The Joliet Area Historical Museum is located at 204 N Ottawa St, Joliet, IL 60432. Free parking is the Museum parking lot at the corner of Ottawa and Webster Streets. Metered parking is available curb side. For further information, please visit jolietmuseum.org or call (815) 723-5201 for all of our exciting Museum happenings.

The Museum is open Tuesday-Saturday from 10 a.m. – 5 p.m. and Sundays from Noon – 5 pm. During the summer months, from May through October, it is also open on Mondays from 10 a.m. – 5 p.m. General Admission is $7 Adults, $6 Seniors (60+), $6 Full-time students with valid school ID and $4 Youth (Ages 4-12). Admission is free to Museum Members and Children ages 3 and under. Joliet Residents receive $1 off of all general admission levels.

 

Following your voyage to the Museum – whether traveling on Route 66 or from nearby City streets – you will be greeted by the Museum’s modern, lively, and fully interactive “Route 66 Experience.” Whether you are in town for minutes, our experience will take you back in time to not only when the entire family loaded in the car for an exciting cross country adventure, but when Route 66 was a simple freight route and part of a multimodal network that has given Joliet its over century-old reputation as the “Crossroads of Mid-America” that is still important today! Begin your Museum experience by getting acclimated with a variety of larger-than-life maps and artistic displays that highlight icons along “the old Route” both locally – like the Rialto Square Theater and Gemini Giant – and nationally, such as the “Burma Shave Signs and Blue Whale!

 

Our “Route 66 Experience” is as eclectic at the Route itself: Mere feet from each other, see a restored turn-of-the-century Economy Buggy Car – manufactured in Joliet in the early 1900s when automobiles were luxury items termed “rich men’s toys,” and replica 50s Corvette in a replica “drive-in” from the golden age of Route 66. Inside the car will be a radio with seven decade designated buttons and when a button is pressed you hear a short news broadcast and a popular song from that era. Parked within a vintage 50’s style drive in setting, be aware the car hop will ask you to order soon! If that’s not your “speed,” view an authentic Midget Race Car which buzzed around Joliet’s Memorial Stadium just off of Route 66 in the 1950s and 60s.

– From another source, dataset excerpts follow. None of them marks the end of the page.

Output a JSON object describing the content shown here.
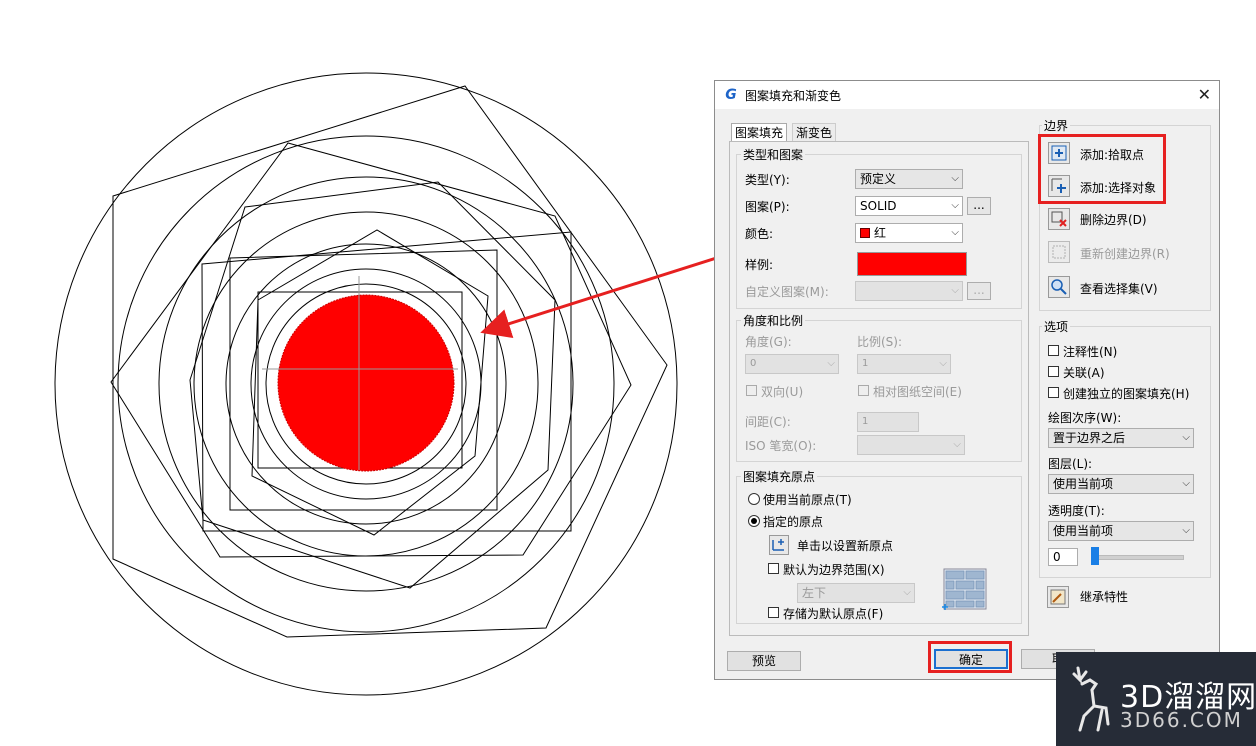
{
  "dialog": {
    "title": "图案填充和渐变色",
    "tabs": [
      "图案填充",
      "渐变色"
    ],
    "type_pattern": {
      "group_title": "类型和图案",
      "type_label": "类型(Y):",
      "type_value": "预定义",
      "pattern_label": "图案(P):",
      "pattern_value": "SOLID",
      "browse": "...",
      "color_label": "颜色:",
      "color_value": "红",
      "color_swatch": "#ff0000",
      "sample_label": "样例:",
      "custom_label": "自定义图案(M):"
    },
    "angle_scale": {
      "group_title": "角度和比例",
      "angle_label": "角度(G):",
      "angle_value": "0",
      "scale_label": "比例(S):",
      "scale_value": "1",
      "double_label": "双向(U)",
      "relative_label": "相对图纸空间(E)",
      "spacing_label": "间距(C):",
      "spacing_value": "1",
      "iso_label": "ISO 笔宽(O):"
    },
    "origin": {
      "group_title": "图案填充原点",
      "use_current": "使用当前原点(T)",
      "specified": "指定的原点",
      "click_set": "单击以设置新原点",
      "default_extent": "默认为边界范围(X)",
      "position_value": "左下",
      "store_default": "存储为默认原点(F)"
    },
    "boundary": {
      "group_title": "边界",
      "add_pick": "添加:拾取点",
      "add_select": "添加:选择对象",
      "remove": "删除边界(D)",
      "recreate": "重新创建边界(R)",
      "view": "查看选择集(V)"
    },
    "options": {
      "group_title": "选项",
      "annotative": "注释性(N)",
      "associative": "关联(A)",
      "separate": "创建独立的图案填充(H)",
      "draw_order_label": "绘图次序(W):",
      "draw_order_value": "置于边界之后",
      "layer_label": "图层(L):",
      "layer_value": "使用当前项",
      "transparency_label": "透明度(T):",
      "transparency_value": "使用当前项",
      "transparency_number": "0"
    },
    "inherit": "继承特性",
    "buttons": {
      "preview": "预览",
      "ok": "确定",
      "cancel": "取"
    }
  },
  "watermark": {
    "line1": "3D溜溜网",
    "line2": "3D66.COM"
  },
  "colors": {
    "accent_red": "#e62020",
    "fill_red": "#ff0000"
  }
}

In the period before Route 66 was “born” in the National Highway Act of 1926, you can take a virtual trolley ride down Chicago Street – the site of the Old Route – and through old Joliet to look and listen to the City’s Joliet’s “newest” sites, like the Rialto Square Theatre as the trolley conductor guides you!

After you’ve found your bearings in the Visitor’s Center, step – literally and figuratively – through time into the Museum’s Main Gallery, located in the restored, historic 1909 Ottawa Street Methodist Church building. The modern museum building retains the stunning period stained glass and other architectural handcrafted features of the sanctuary.

The Blues Brothers & Old Joliet Prison Photo Ops

Greeting you as you enter the Museum are the iconic Jake and Elwood, better known to the world as “The Blues Brothers.”In the Museum Galleries, find out how “Joliet” Jake was given his famous nickname as you explore the history of the 1858 Illinois State Penitentiary with various Prison artifacts dating back to the 1800s, held in a two-story replica of a “castle” guard tower that has given the famous site now known simply as the “Old Joliet Prison” iconic, international recognition.

You’ll Love Joliet – to the Moon and Back!

If you think Route 66 is a long journey, learn about Jolietan John C. Houbolt’s role in crafting one of America’s – and mankind’s – longest, and greatest journeys, the 1969 Moon Landing. Houbolt is considered an unsung hero of the success of the Apollo missions, and personally developed several of the key scientific breakthroughs needed to land human beings on the Moon.

 

Route 66 in Joliet: Always on the Move, Then and Now!

Like Route 66 itself, the story of Joliet is all about transportation. Nearly a century before Route 66, the Illinois & Michigan (“I&M”) Canal was the Midwest’s first “highway.” Learn about the people who built the Canal – and Joliet – in a breathtaking scale model exhibit in the Museum’s main gallery. After the Canal, railroads shipped materials made in Joliet “Steel and Stone” to literally and figuratively build the Great West before cars and trucks took over.

In the period before Route 66 was “born” in the National Highway Act of 1926, you can take a virtual trolley ride down Chicago Street – the site of the Old Route – and through old Joliet to look and listen to the City’s Joliet’s “newest” sites, like the Rialto Square Theatre as the trolley conductor guides you!

 Let the world know! Sign in to the Museum’s virtual touchscreen guest kiosk, and in the process, see where Museum visitors from around the world. You’ll join thousands of visitors. local, regional and international (including Sir Paul McCartney) who gotten their “kicks” right here at the Joliet Area Historical Museum!